My megasquirt 2 conversion looks like it's finally going to happen this summer. I drew this wiring schematic so it is more adapted to my situation than the generic diagrams found at a couple places:
I will be running 4x GM D585 coils in wasted spark mode. Also, I will be controlling an electric fan with the MS ECU.
After drawing all of that, I noticed that I will be running 4 injectors, 4 coils, 1 idle valve and the fuel pumps (dual-pump CIS car) through one 30A relay. I read on this a bit and found out that injectors pull something like 2A each, coils 7.5A and I don't know about the idle valve and the pumps. How do you size the relays and fuses? Are those values peak or RMS? Do I need to size the relays for peak? I saw that the MS manuals put each injector bank on one fuse. If I run a 4 cylinder, can I only use a single fuse? Should I split both ignition coil banks with 2 fuses? How do I determine the fuse amperage?
In reply to Rocambolesque :
Since the injectors aren’t all firing at once, nor the coils, it’s a mistake to simply add everything together and assume that is the peak draw.
I’m afraid you’ll have to plot each components peak draw over time.
With the injectors, we generally size their fuse for about 1.5 amps per injector. Those can all be run at once, at full current draw.
Coil dwell can overlap, but is generally about half their max rated current. I see you're running them in wasted spark - I'd probably fuse that sort of ignition for 20 amps total.
I note that your O2 controller is not wired to the fuel pump relay.
If you read your O2 instructions you will find that they do not want the sensor heater powered up with the motor off.

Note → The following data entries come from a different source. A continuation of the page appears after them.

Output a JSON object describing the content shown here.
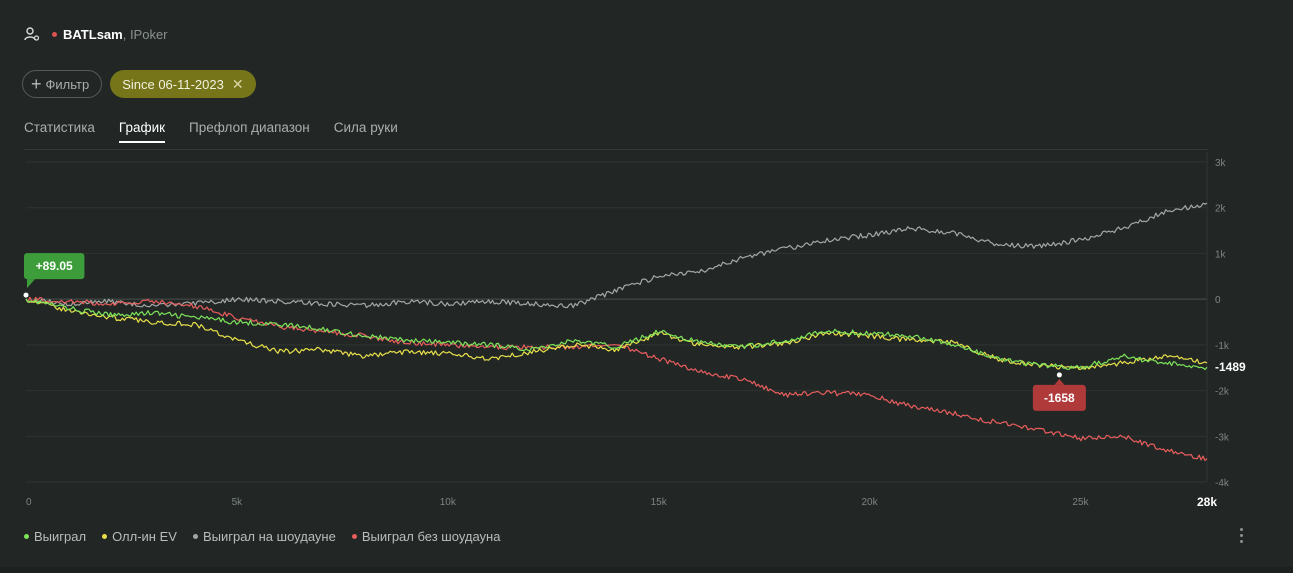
{
  "header": {
    "player": "BATLsam",
    "site": ", IPoker"
  },
  "filters": {
    "add_label": "Фильтр",
    "date_chip": "Since 06-11-2023"
  },
  "tabs": [
    {
      "label": "Статистика",
      "active": false
    },
    {
      "label": "График",
      "active": true
    },
    {
      "label": "Префлоп диапазон",
      "active": false
    },
    {
      "label": "Сила руки",
      "active": false
    }
  ],
  "chart_data": {
    "type": "line",
    "xlim": [
      0,
      28000
    ],
    "ylim": [
      -4000,
      3000
    ],
    "x_ticks": [
      0,
      5000,
      10000,
      15000,
      20000,
      25000
    ],
    "x_tick_labels": [
      "0",
      "5k",
      "10k",
      "15k",
      "20k",
      "25k"
    ],
    "x_end_label": "28k",
    "y_ticks": [
      3000,
      2000,
      1000,
      0,
      -1000,
      -2000,
      -3000,
      -4000
    ],
    "y_tick_labels": [
      "3k",
      "2k",
      "1k",
      "0",
      "-1k",
      "-2k",
      "-3k",
      "-4k"
    ],
    "grid": true,
    "legend_position": "bottom-left",
    "series": [
      {
        "name": "Выиграл",
        "color": "#7de35a",
        "x": [
          0,
          1000,
          2000,
          3000,
          4000,
          5000,
          6000,
          7000,
          8000,
          9000,
          10000,
          11000,
          12000,
          13000,
          14000,
          15000,
          16000,
          17000,
          18000,
          19000,
          20000,
          21000,
          22000,
          23000,
          24000,
          25000,
          26000,
          27000,
          28000
        ],
        "y": [
          0,
          -200,
          -350,
          -300,
          -400,
          -500,
          -550,
          -650,
          -800,
          -900,
          -950,
          -1000,
          -1100,
          -900,
          -1050,
          -700,
          -950,
          -1050,
          -900,
          -700,
          -750,
          -800,
          -1000,
          -1300,
          -1450,
          -1500,
          -1250,
          -1400,
          -1489
        ]
      },
      {
        "name": "Олл-ин EV",
        "color": "#e8e04a",
        "x": [
          0,
          1000,
          2000,
          3000,
          4000,
          5000,
          6000,
          7000,
          8000,
          9000,
          10000,
          11000,
          12000,
          13000,
          14000,
          15000,
          16000,
          17000,
          18000,
          19000,
          20000,
          21000,
          22000,
          23000,
          24000,
          25000,
          26000,
          27000,
          28000
        ],
        "y": [
          0,
          -250,
          -400,
          -500,
          -550,
          -900,
          -1150,
          -1100,
          -1250,
          -1150,
          -1200,
          -1300,
          -1150,
          -1000,
          -1100,
          -750,
          -1000,
          -1050,
          -950,
          -750,
          -800,
          -900,
          -950,
          -1300,
          -1450,
          -1500,
          -1400,
          -1250,
          -1400
        ]
      },
      {
        "name": "Выиграл на шоудауне",
        "color": "#a3a8a5",
        "x": [
          0,
          1000,
          2000,
          3000,
          4000,
          5000,
          6000,
          7000,
          8000,
          9000,
          10000,
          11000,
          12000,
          13000,
          14000,
          15000,
          16000,
          17000,
          18000,
          19000,
          20000,
          21000,
          22000,
          23000,
          24000,
          25000,
          26000,
          27000,
          28000
        ],
        "y": [
          0,
          -100,
          -50,
          -150,
          -100,
          0,
          -50,
          -100,
          -150,
          -50,
          -100,
          -50,
          -100,
          -150,
          200,
          500,
          600,
          900,
          1100,
          1300,
          1400,
          1550,
          1450,
          1200,
          1150,
          1300,
          1550,
          1900,
          2100
        ]
      },
      {
        "name": "Выиграл без шоудауна",
        "color": "#e85d5d",
        "x": [
          0,
          1000,
          2000,
          3000,
          4000,
          5000,
          6000,
          7000,
          8000,
          9000,
          10000,
          11000,
          12000,
          13000,
          14000,
          15000,
          16000,
          17000,
          18000,
          19000,
          20000,
          21000,
          22000,
          23000,
          24000,
          25000,
          26000,
          27000,
          28000
        ],
        "y": [
          0,
          -50,
          -100,
          -50,
          -150,
          -400,
          -600,
          -700,
          -800,
          -950,
          -1000,
          -1050,
          -1050,
          -1050,
          -1000,
          -1300,
          -1600,
          -1750,
          -2100,
          -2050,
          -2100,
          -2350,
          -2500,
          -2700,
          -2850,
          -3050,
          -3000,
          -3300,
          -3489
        ]
      }
    ],
    "annotations": [
      {
        "label": "+89.05",
        "x": 0,
        "y": 89.05,
        "color": "#3e9d3b",
        "placement": "above"
      },
      {
        "label": "-1658",
        "x": 24500,
        "y": -1658,
        "color": "#b03a3a",
        "placement": "below"
      }
    ],
    "end_value_label": "-1489"
  },
  "legend": [
    {
      "label": "Выиграл",
      "color": "#7de35a"
    },
    {
      "label": "Олл-ин EV",
      "color": "#e8e04a"
    },
    {
      "label": "Выиграл на шоудауне",
      "color": "#a3a8a5"
    },
    {
      "label": "Выиграл без шоудауна",
      "color": "#e85d5d"
    }
  ]
}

And you have both the coils and the O2 powered? up by 5vRef
I'm not 100% sure what "dual pump CIS" means. On the cars I mess with, the stock fuel pump is usually adequately supported by the stock circuit, with appropriate wire gauge back to the pump. But just adequately without much headroom.
Uprating the pumps can pull a lot of current.
I usually use the feed from the relay driving the fuel pump and other ignition system parts, but use it to trigger a second relay rather than actually supply the current to the pump.
I wire the second relay with its own current supply line from the alternator/battery bus, using 12 gauge wire, a 30 amp breaker (or fuse, but I like auto reset breakers better for track cars), and a 30 amp relay, and then 14 gauge wire on to the pump, or 12 gauge if there are two pumps in series.
That's maybe $30 in extra parts and a half-hour to crimp up and install. Probably paranoid but I just stress less if I take care of it that way.
Some(all?) of the 80s mercedes running CIS have two fuel pumps.
Thanks everyone for the help. Good call about the O2 sensor. I actually received it the other day and when I read the instructions I saw I made a mistake. I drew it on the printout of the diagram I have here. The sensor is a 14point7 Spartan2 so there's 4 wires + 1 LED for sensor temperature monitoring. I'll add one 5A fuse fed by the fuel pump relay for this O2 sensor.
For the injectors, I had 30# units laying around so I will be using those. They are a little big for the stock-ish engine I will be running; I calculated a duty cycle of 62%. I'll leave the wiring as in my schematic.
For the 4 coils I'll run one 20A fuse.
As for the fuel pumps, I'll play it safe and run an fourth relay as JBasham explained.
That makes a total of 8 fuses and 4 relays. Which is perfect because I have a 8 fuse box and 4 relays on hand!
bentwrench said:
And you have both the coils and the O2 powered? up by 5vRef
Not sure I understand the question. I installed 2x TC4427 in the proto area for the coils.
Thanks!
I have noticed a general tendency to put as big as a 50 amp breaker for the fuel pumps. Especially when using E 85. In turbo charged applications where demand is very high.
On the VWs with similar hardware most of this runs through the single 30A fuel pump fuse, with the only things separate being the feed for engine ecu power (low current) and the coils going to their own ignition switched supply. You can add it all up, but I would think you're still <30a for it all and what you have above is in range.